Wahre Geistergeschichten

Abschiedsgruß und alte Gewohnheiten

Monika K. hat eine interessante Abschiedgeschichte zu berichten: Als ihre Schwiegermutter starb, befanden sie und ihr Mann sich gerade in ihrem Haus und zogen sich im Obergeschoss an. Es war noch relativ früh am Morgen. Das Haus der Schwiegermutter lag nur wenige hundert Meter entfernt, am anderen Ende des großen Gartens und sie war früher sehr oft herüber gekommen, um nach dem Rechten zu sehen. An diesem Morgen hörten die beiden, wie unten plötzlich die Terrassentür geöffnet wurde und jemand „Hallo!“ rief. Sofort gingen sie nach unten und sahen nach, doch niemand war zu sehen. Später erfuhren sie dann vom Tod der Schwiegermutter, die bereits längere Zeit krank gewesen war.

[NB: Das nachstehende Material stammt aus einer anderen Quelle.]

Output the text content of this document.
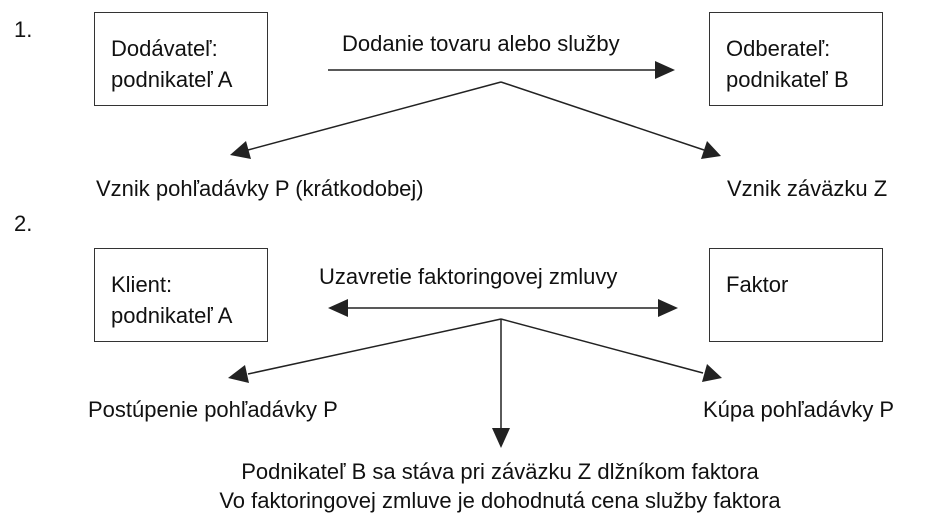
1.
Dodávateľ:
podnikateľ A
Odberateľ:
podnikateľ B
Dodanie tovaru alebo služby
Vznik pohľadávky P (krátkodobej)	Vznik záväzku Z
2.
Klient:
podnikateľ A
Faktor
Uzavretie faktoringovej zmluvy
Postúpenie pohľadávky P	Kúpa pohľadávky P
Podnikateľ B sa stáva pri záväzku Z dlžníkom faktora
Vo faktoringovej zmluve je dohodnutá cena služby faktora
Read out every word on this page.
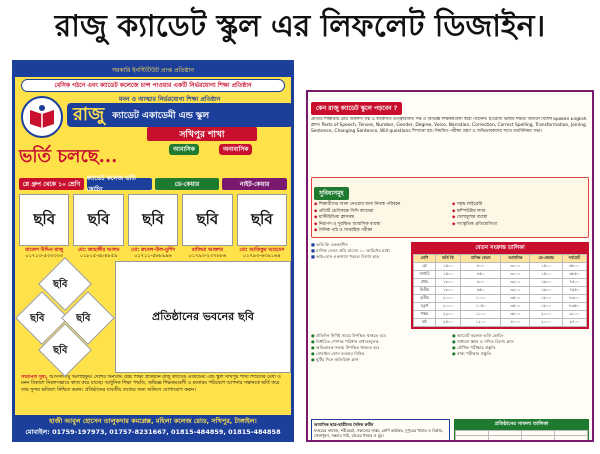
রাজু ক্যাডেট স্কুল এর লিফলেট ডিজাইন।
সরকারি ইনস্টিটিউট প্রাপ্ত প্রতিষ্ঠান
বেসিক গঠনে এবং ক্যাডেট কলেজে চান্স পাওয়ার একটি নির্ভরযোগ্য শিক্ষা প্রতিষ্ঠান
মনন ও আত্মার নির্ভরযোগ্য শিক্ষা প্রতিষ্ঠান
রাজু ক্যাডেট একাডেমী এন্ড স্কুল
সখিপুর শাখা
ভর্তি চলছে...	আবাসিক	অনাবাসিক
প্লে গ্রুপ থেকে ১০ শ্রেণি
ক্যাডেট কলেজ ভর্তি কোচিং
ডে-কেয়ার	নাইট-কেয়ার
ছবি	ছবি	ছবি	ছবি	ছবি
রাজেশ উদ্দিন রাজু
০১৭১৩-৫৩৩৩৩৩
মো: জাহাঙ্গীর আলম
০১৮১৫-৪৮৪৮৫৯
মো: রুবেল-উল-মুর্শিদ
০১৭১১-৫৬৮৯৯৬
রাজিয়া আক্তার
০১৭৯৩-২৩৭৮৮৬
মো: আতিকুর আহমেদ
০১৭৯৩-৬৩৯১৬৪
ছবি
ছবি	ছবি
ছবি
প্রতিষ্ঠানের ভবনের ছবি
সম্মানিত সুধী, আসসালামু আলাইকুম। দেশের অন্যতম শ্রেষ্ঠ শিক্ষা প্রতিষ্ঠান রাজু ক্যাডেট একাডেমী এন্ড স্কুল সখিপুর শাখা শিশুদের মেধা ও মনন বিকাশে নিরলসভাবে কাজ করে যাচ্ছে। আধুনিক শিক্ষা পদ্ধতি, অভিজ্ঞ শিক্ষকমণ্ডলী ও মনোরম পরিবেশে আপনার সন্তানকে ভর্তি করে তার সুন্দর ভবিষ্যৎ নিশ্চিত করুন। প্রতিষ্ঠানের যাবতীয় তথ্যের জন্য অফিসে যোগাযোগ করুন।
হাজী আবুল হোসেন তালুকদার কমপ্লেক্স, মহিলা কলেজ রোড, সখিপুর, টাঙ্গাইল।
মোবাইল: 01759-197973, 01757-8231667, 01815-484859, 01815-484858
কেন রাজু ক্যাডেট স্কুলে পড়বেন ?
প্রতিটি শিক্ষার্থীর প্রতি আলাদা যত্ন ও ব্যক্তিগত তত্ত্বাবধান। দক্ষ ও অভিজ্ঞ শিক্ষকমণ্ডলী দ্বারা পাঠদান। ইংরেজি ভাষায় দক্ষতা অর্জনে বিশেষ Spoken English ক্লাস। Parts of Speech, Tenses, Number, Gender, Degree, Voice, Narration, Correction, Correct Spelling, Transformation, Joining Sentence, Changing Sentence, Will questions শিখানো হয়। নিয়মিত পরীক্ষা গ্রহণ ও অভিভাবকদের সাথে মতবিনিময় সভা।
সুবিধাসমূহ
◆ শিক্ষার্থীদের আনা নেওয়ার জন্য নিজস্ব পরিবহন
◆ প্রতিটি শ্রেণিকক্ষে সিসি ক্যামেরা
◆ মাল্টিমিডিয়া ক্লাসরুম
◆ নিরাপদ ও সুরক্ষিত আবাসিক ব্যবস্থা
◆ দৈনিক পাঠ ও সাপ্তাহিক পরীক্ষা
◆ সমৃদ্ধ লাইব্রেরি
◆ কম্পিউটার ল্যাব
◆ খেলাধুলার ব্যবস্থা
◆ সাংস্কৃতিক প্রতিযোগিতা
■ ভর্তি ফি এককালীন
■ মাসিক বেতন প্রতি মাসের ১০ তারিখের মধ্যে
■ ভাই-বোন একসাথে পড়লে বিশেষ ছাড়
বেতন সংক্রান্ত তালিকা
শ্রেণি	ভর্তি ফি	মাসিক বেতন	আবাসিক	ডে-কেয়ার	সর্বমোট
প্লে	১৫০০	৮০০	৩০০০	১৫০০	৬৮০০
নার্সারি	১৫০০	৮৫০	৩০০০	১৫০০	৬৮৫০
প্রথম	১৮০০	৯০০	৩২০০	১৬০০	৭৫০০
দ্বিতীয়	১৮০০	৯৫০	৩২০০	১৬০০	৭৫৫০
তৃতীয়	২০০০	১০০০	৩৫০০	১৮০০	৮৩০০
চতুর্থ	২০০০	১০৫০	৩৫০০	১৮০০	৮৩৫০
পঞ্চম	২২০০	১১০০	৩৮০০	২০০০	৯১০০
ষষ্ঠ	২৫০০	১২০০	৪০০০	২০০০	৯৭০০
● প্রতিদিন নির্দিষ্ট সময়ে উপস্থিত থাকতে হবে
● নির্ধারিত পোশাক পরিধান বাধ্যতামূলক
● অভিভাবক সভায় উপস্থিত থাকতে হবে
● মোবাইল ফোন ব্যবহার নিষিদ্ধ
● ছুটির দিনে অতিরিক্ত ক্লাস
● ক্যাডেট কলেজ ভর্তি কোচিং
● সাধারণ জ্ঞান ও গণিত বিশেষ ক্লাস
● মৌখিক পরীক্ষার প্রস্তুতি
● স্বাস্থ্য পরীক্ষার প্রস্তুতি
আবাসিক ছাত্র-ছাত্রীদের দৈনিক রুটিন
ফজরের নামাজ, শরীরচর্চা, সকালের নাস্তা, শ্রেণি কার্যক্রম, দুপুরের খাবার ও বিশ্রাম, খেলাধুলা, সন্ধ্যার পাঠ, রাতের খাবার ও ঘুম।
প্রতিষ্ঠানের সাফল্য তালিকা
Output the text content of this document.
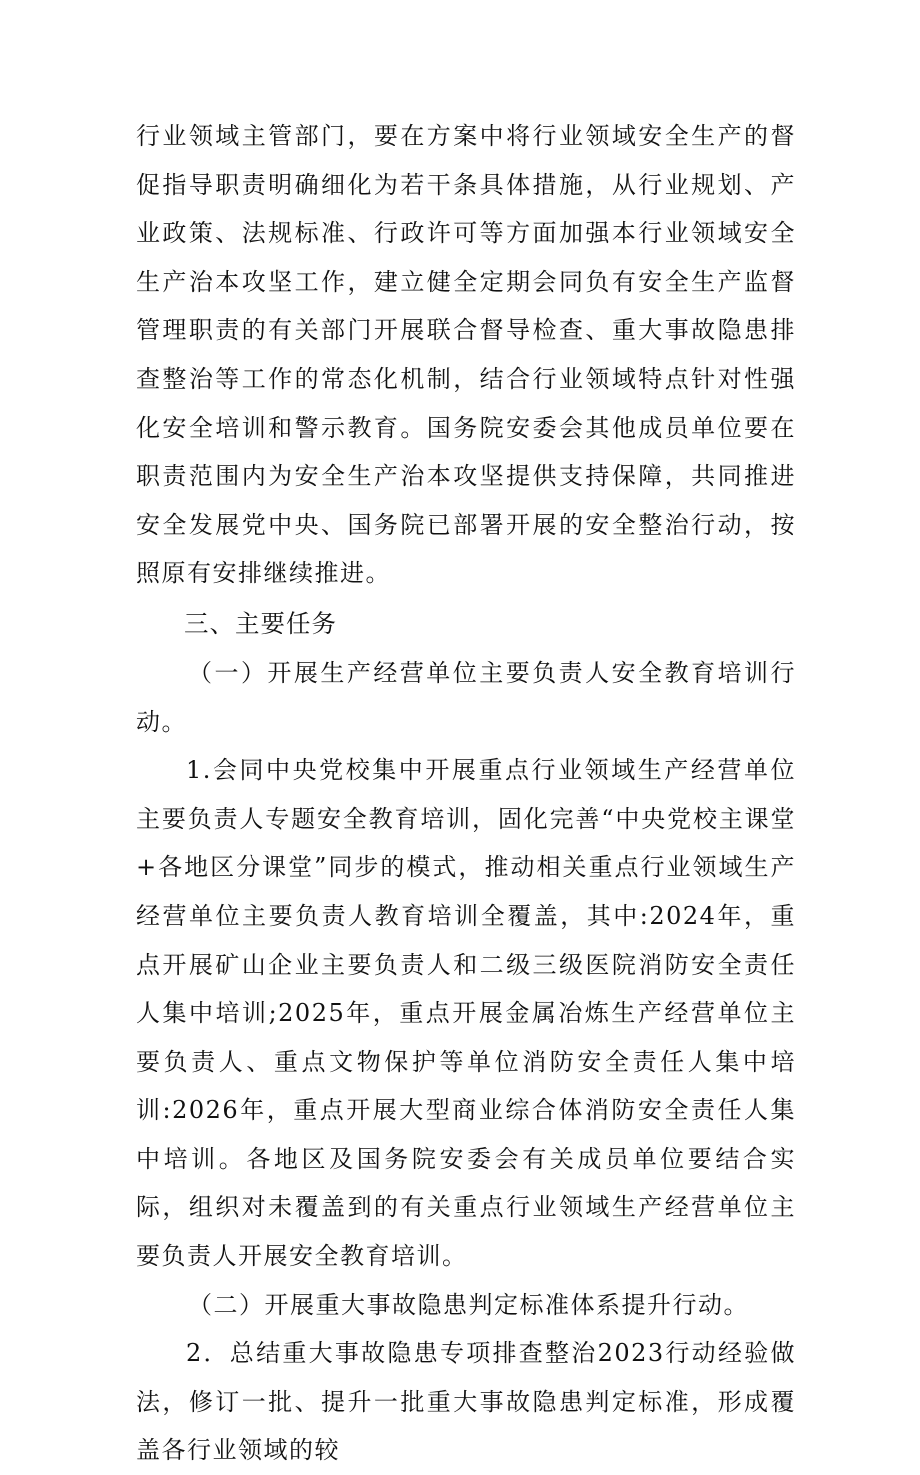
行业领域主管部门，要在方案中将行业领域安全生产的督促指导职责明确细化为若干条具体措施，从行业规划、产业政策、法规标准、行政许可等方面加强本行业领域安全生产治本攻坚工作，建立健全定期会同负有安全生产监督管理职责的有关部门开展联合督导检查、重大事故隐患排查整治等工作的常态化机制，结合行业领域特点针对性强化安全培训和警示教育。国务院安委会其他成员单位要在职责范围内为安全生产治本攻坚提供支持保障，共同推进安全发展党中央、国务院已部署开展的安全整治行动，按照原有安排继续推进。

三、主要任务

（一）开展生产经营单位主要负责人安全教育培训行动。

1.会同中央党校集中开展重点行业领域生产经营单位主要负责人专题安全教育培训，固化完善“中央党校主课堂+各地区分课堂”同步的模式，推动相关重点行业领域生产经营单位主要负责人教育培训全覆盖，其中:2024年，重点开展矿山企业主要负责人和二级三级医院消防安全责任人集中培训;2025年，重点开展金属冶炼生产经营单位主要负责人、重点文物保护等单位消防安全责任人集中培训:2026年，重点开展大型商业综合体消防安全责任人集中培训。各地区及国务院安委会有关成员单位要结合实际，组织对未覆盖到的有关重点行业领域生产经营单位主要负责人开展安全教育培训。

（二）开展重大事故隐患判定标准体系提升行动。

2．总结重大事故隐患专项排查整治2023行动经验做法，修订一批、提升一批重大事故隐患判定标准，形成覆盖各行业领域的较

Ob sie sich noch einmal bei ihnen verabschieden wollte?

 

Monika hat aber noch eine weitere unheimliche Geschichte für uns. Auch darin dreht sich alles um die verstorbene Schwiegermutter. Nach ihrem Tod verkauften sie ihr Haus an eine Familie, die einiges daran veränderte. Eines Tages fuhr besagte Familie weg. Als die Familienmitglieder später wiederkamen, staunten sie nicht schlecht: ein Sessel war im Wohnzimmer an das Fenster herangeschoben worden. Sie riefen unter anderem ihre Nachbarin Monika an, um sie zu fragen, ob sie vielleicht bei ihnen im Haus gewesen sei, da der Sessel anders stand. Sie verneinte, denn sie wäre nie auf die Idee gekommen, in ein fremdes Haus zu gehen, wenn die Besitzer nicht da sind. Als sie aber hörte, wohin der Sessel geschoben worden war, stutzte sie. Ihre verstorbene Schwiegermutter hatte die Gewohnheit gehabt, sich den Sessel an das Wohnzimmerfenster zu schieben, um hinauszuschauen. Die Familie hat nie herausgefunden, wer den Sessel verschoben haben könnte, doch für Monika ist die Sache klar: ihre Schwiegermutter ging auch nach ihrem Tod noch ihren alten Gewohnheiten nach.